Iberian Historic Endurance com novidades para 2020

Valência é a grande novidade de 2020, bem como o regresso ao Grande Prix de Pau Historique, reforçando a consolidação da presença nos melhores circuitos da Europa.

(auto.look2010@gmail.com)

O Iberian Historic Endurance, criado com o mote “Relaxed Historic Racing”, revelou o calendário provisório de 2020 e novidades ao nível técnico para o futuro. O calendário do Historic Endurance está dividido em três distintas partes: Inverno, Primavera e Outono.

Para o Inverno, e aproveitando o bom tempo do sul da Europa, o Historic Endurance tem marcado para 1 de Março, um fim-de-semana de testes e as duas primeiras corridas da temporada no regresso a calorosa cidade de Valência e ao evento “Racing Legends” que conta com uma concentração de mais de 900 carros, motos e mesmo camiões clássicos! A sessão de Inverno termina com a segunda edição do “Exclusive Testing”, dois dias de testes exclusivamente para automóveis Clássicos e que na primeira edição contou inclusivamente com quatro Formula 1.

Na Primavera marca a segunda parte da temporada, a qual começa da melhor maneira, com o regresso ao imperdível “Jarama Classic”, um dos circuitos preferidos dos pilotos de Clássicos e que está perfeitamente colocado no centro da Península Ibérica, sendo de fácil acesso a todas as equipas. Este ano como novidade, as equipas participantes em Jarama, podem seguir para o mítico Grand Prix de Pau, conseguindo assim num transporte, fazer duas corridas seguidas.

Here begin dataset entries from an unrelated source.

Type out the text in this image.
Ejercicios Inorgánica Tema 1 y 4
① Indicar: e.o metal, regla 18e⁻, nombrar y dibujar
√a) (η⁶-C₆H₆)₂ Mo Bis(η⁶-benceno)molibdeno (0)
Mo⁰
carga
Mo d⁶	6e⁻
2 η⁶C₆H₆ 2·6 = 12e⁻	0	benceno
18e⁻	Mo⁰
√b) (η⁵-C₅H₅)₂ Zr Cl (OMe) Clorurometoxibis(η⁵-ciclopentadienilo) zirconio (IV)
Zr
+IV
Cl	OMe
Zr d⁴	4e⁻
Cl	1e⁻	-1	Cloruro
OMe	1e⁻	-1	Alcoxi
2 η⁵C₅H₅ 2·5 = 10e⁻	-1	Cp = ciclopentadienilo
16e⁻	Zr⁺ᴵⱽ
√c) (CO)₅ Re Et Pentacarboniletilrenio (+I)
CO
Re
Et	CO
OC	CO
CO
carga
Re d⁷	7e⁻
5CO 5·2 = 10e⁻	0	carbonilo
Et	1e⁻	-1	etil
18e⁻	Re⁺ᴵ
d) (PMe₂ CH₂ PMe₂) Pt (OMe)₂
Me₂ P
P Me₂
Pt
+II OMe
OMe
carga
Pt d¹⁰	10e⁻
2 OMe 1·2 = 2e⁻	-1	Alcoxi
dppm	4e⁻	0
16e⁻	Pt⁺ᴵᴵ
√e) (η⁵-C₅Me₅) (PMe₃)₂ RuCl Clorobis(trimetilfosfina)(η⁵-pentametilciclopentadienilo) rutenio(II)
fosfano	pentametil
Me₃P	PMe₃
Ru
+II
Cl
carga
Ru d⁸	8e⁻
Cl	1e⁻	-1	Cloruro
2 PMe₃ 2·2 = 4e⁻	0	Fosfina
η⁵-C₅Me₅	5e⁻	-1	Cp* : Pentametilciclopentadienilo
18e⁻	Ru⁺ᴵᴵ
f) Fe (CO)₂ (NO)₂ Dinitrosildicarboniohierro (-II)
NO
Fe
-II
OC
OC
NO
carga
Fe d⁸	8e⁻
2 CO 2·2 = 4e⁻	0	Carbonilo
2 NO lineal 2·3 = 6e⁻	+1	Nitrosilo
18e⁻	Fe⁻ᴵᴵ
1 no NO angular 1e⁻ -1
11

O Grand Prix de Pau é um circuito que dispensa apresentações e que nas quatro edições em que o Iberian Historic Endurance o visitou, sempre esgotou as grelhas de partida. Continuando em grelhas de partida esgotadas, o HE termina a segunda parte do calendário nas 3 Horas de SPA. Posicionadas no final de Junho, em sintonia com os maiores dias do ano, o evento tem conseguido captar o imaginário das equipas e nas últimas três edições foram recebidas equipas de mais de 80 equipas de 20 países diferentes numa grande festa.

Após o Verão, o Historic Endurance regressa para a última parte da temporada (o Outono) e arranca logo com o “Estoril Classic”. Já um caso de sucesso entre equipas e público, o evento irá manter as provas do HE, assim como a corridas de Formula 1, recebendo como novidade também as provas da Peter Auto. O melhor de dois mundos que só será possível no Estoril.

Novamente, de forma a aproveitar os transportes comuns, no fim-de-semana seguinte será a vez de rumar a Jerez de la Frontera, que terá muitas novidades em 2020, inclusive recebendo os Formula 1 Clássicos e tornando-se um evento de Clássicos internacional.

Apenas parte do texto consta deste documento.